Cʼest à tous les niveaux de lʼespace institutionnel que peut sʼobtenir ce passage à lʼinvention via la rencontre des corps et de leur langue intime. Lʼincarnation par le directeur de ce S1 dont il use comme dʼun semblant est ce dont Bernard Seynhaeve témoignera dans son texte. Les « groupes du Courtil ne sont pas des groupes thérapeutiques, mais des groupe de vie où il sʼagit de rendre la vie du sujet plus agréable », comme lʼillustre Alexandre Stevens dans sa présentation du Courtil aux journées UFORCA « À lʼécoute des autistes ». Cʼest alors quʼon tourne le verrou et quʼon suit le trajet ethnographique d’Antoine dont Charlotte Mahé nous offre les clichés photographiques, véritable promenade à la Ducobu dans lʼhistoire de notre ancienne institution catholique. Invention encore, phylogénétique cette fois, dans le monde des coléoptèresin vivo et sur la toile avec Ludovic Quinonero et Franck.

Pour les extraire de leur « engluement dans le lieu de résidence », La Papoterie, comme centre de jour, est devenu un lieu de réveil ; Julien Lecubin nous y introduit par le « style inimitable » des jeunes devenus écrivains pour le journal La papote. Dans son bureau, Sylvie Nounckele se laisse filmer pour converser avec Virginie Leblanc sur « son école des devoirs » très spéciale…Solitaires, les intervenants et les stagiaires peuvent lʼêtre aussi. « Au commencement était la maladresse » révèle une stagiaire, maladresse comme genèse de lʼangoisse, qui isole parfois.
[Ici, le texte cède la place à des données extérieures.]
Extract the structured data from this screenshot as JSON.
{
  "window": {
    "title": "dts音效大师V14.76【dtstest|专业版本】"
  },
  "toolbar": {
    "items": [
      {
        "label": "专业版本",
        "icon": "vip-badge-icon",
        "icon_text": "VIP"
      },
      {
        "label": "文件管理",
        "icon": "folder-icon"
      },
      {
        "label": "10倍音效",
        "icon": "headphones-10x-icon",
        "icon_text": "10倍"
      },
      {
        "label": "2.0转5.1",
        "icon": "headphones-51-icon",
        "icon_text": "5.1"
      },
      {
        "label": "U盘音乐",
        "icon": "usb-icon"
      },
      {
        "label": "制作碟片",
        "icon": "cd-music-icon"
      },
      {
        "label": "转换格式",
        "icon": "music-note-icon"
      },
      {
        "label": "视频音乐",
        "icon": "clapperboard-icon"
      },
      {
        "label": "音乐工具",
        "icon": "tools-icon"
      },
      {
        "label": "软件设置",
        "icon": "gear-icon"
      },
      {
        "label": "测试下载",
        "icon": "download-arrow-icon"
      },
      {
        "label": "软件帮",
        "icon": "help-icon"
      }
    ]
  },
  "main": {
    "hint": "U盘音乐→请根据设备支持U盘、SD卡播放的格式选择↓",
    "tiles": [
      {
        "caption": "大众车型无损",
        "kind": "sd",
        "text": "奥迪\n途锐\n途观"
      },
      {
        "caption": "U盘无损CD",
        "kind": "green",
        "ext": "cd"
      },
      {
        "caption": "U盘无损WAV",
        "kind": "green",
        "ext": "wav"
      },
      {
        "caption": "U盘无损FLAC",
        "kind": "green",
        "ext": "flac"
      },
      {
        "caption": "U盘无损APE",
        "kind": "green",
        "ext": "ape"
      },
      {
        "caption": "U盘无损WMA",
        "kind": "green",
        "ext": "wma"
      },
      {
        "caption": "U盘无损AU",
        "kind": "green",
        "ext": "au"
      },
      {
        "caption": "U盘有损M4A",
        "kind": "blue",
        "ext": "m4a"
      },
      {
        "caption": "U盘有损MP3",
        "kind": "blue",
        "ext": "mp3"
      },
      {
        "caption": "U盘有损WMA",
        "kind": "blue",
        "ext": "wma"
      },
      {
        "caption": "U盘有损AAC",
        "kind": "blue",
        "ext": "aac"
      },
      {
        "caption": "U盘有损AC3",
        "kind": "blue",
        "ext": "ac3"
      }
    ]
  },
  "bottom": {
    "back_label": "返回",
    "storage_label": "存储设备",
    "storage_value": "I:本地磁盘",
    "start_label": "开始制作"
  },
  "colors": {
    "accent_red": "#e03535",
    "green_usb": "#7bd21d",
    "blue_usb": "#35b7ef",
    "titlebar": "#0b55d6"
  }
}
Nous serons également initiés, dans ce numéro, au principe de formation dont sʼorientent les stagiaires et les équipes de travailleurs. Loin de pratiquer le confinement, le transfert vise un « au-delà » comme le souligne Alexandre Stevens. Au-delà de la tâche immédiate, et du savoir qui sʼy accole sʼéveille, grâce à la pratique de la lecture, des supervisions, réunions cliniques et formations, « une envie de savoir » nous dit Philippe Bouillot. La construction même de cette revue en ligne, en est lʼun des témoignages vivants.